IX. Miguel Ángel, íntimo

Enemigos reales y enemigos imaginarios

Como les sucede a todos los hombres de gran valía, tuvo Miguel Angel que habérselas con infinidad de enemigos, envidiosos de su arte y de su prestigio, que hubieran querido hundirle a toda costa. El primero de ellos fue, como se recordará, Torrigiani, que de un soberbio puñetazo desfiguró de por vida al adolescente Buonarrotti. Mas en modo alguno fue el más poderoso y, menos aún, el más persistente.
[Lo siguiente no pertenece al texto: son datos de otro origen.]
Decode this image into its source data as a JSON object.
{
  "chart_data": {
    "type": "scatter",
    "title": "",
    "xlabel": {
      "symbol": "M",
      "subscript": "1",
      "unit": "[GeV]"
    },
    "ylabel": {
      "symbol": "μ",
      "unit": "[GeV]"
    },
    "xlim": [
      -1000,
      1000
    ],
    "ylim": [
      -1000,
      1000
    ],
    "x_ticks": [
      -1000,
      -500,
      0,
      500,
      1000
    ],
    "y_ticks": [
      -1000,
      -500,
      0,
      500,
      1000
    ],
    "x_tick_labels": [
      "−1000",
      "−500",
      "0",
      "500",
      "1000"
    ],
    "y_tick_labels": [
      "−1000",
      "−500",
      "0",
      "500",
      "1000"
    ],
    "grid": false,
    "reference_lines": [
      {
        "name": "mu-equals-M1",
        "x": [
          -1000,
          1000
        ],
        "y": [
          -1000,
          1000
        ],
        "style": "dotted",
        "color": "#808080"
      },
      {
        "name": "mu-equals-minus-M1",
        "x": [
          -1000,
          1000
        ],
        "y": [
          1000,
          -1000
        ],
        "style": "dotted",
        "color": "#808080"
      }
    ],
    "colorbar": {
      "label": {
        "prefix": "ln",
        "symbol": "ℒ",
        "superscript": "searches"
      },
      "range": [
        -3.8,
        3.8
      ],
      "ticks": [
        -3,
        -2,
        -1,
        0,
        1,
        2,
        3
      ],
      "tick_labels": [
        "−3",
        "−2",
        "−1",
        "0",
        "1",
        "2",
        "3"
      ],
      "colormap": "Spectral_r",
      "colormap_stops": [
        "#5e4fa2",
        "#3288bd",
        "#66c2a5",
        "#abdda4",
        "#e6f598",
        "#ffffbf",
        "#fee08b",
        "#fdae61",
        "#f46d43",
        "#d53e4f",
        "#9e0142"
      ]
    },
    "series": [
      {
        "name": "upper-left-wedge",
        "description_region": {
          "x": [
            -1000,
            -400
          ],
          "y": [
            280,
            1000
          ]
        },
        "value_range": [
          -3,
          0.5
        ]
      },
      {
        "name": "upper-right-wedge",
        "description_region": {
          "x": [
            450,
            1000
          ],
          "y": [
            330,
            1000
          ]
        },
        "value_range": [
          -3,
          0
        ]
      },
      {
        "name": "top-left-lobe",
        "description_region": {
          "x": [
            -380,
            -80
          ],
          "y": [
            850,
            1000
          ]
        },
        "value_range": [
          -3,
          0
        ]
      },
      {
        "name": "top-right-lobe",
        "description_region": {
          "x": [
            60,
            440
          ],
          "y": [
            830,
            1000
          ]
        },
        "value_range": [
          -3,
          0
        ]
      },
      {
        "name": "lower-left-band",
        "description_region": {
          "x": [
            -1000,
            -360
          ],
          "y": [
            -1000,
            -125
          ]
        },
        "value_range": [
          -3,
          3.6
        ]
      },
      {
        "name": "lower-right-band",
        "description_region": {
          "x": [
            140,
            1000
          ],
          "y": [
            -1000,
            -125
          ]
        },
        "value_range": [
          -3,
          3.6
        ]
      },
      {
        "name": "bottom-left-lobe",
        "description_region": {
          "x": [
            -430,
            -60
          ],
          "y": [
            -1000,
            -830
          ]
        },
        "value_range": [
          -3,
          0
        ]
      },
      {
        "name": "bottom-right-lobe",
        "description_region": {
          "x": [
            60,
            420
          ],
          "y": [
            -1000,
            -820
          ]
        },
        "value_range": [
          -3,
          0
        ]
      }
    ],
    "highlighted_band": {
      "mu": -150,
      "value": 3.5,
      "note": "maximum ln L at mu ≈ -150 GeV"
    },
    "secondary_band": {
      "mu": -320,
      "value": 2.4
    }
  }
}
Por antipático que nos resulte, no admite comparación con un Bramante, grande también en su arte, la arquitectura, ni con el Duque de Urbino, perseguidor infatigable e inclemente en el «drama del sepulcro», que llegó incluso a reclamar a Buonarrotti, como antes apuntábamos, sumas que éste jamás había recibido; tampoco con el Aretino, estilista admirable, inventor de una nueva manera epistolar, satírico y punzante, que si bien en una carta enviada a Miguel Angel cuando éste hallábase trabajando en el Juicio no duda en proclamarle «único como escultor, único como pintor y, como arquitecto único», aparte de dedicarle otros mil halagos y cumplidos y de pedirle sin rebozo que corresponda a su devoción con el don de algún fragmento, aunque fueran dos trazos en tiza sobre un pedazo de papel, cosa que estimaría más que todas las copas y cadenas que le dieron príncipes y reyes, no vacila, despechado al no ver atendida su demanda, en arremeter contra el artista criticando los frescos del Juicio Final por considerar la pintura «licenciosa y posible piedra de escándalo para los luteranos, en razón de la impúdica exhibición de la desnudez de personas de ambos sexos en el cielo y en el infierno». Puso todo su empeño y su malignidad, que no era poca, en herir la sensibilidad del artista y, desde luego, en despertar sospechas sobre sus condiciones morales y religiosas.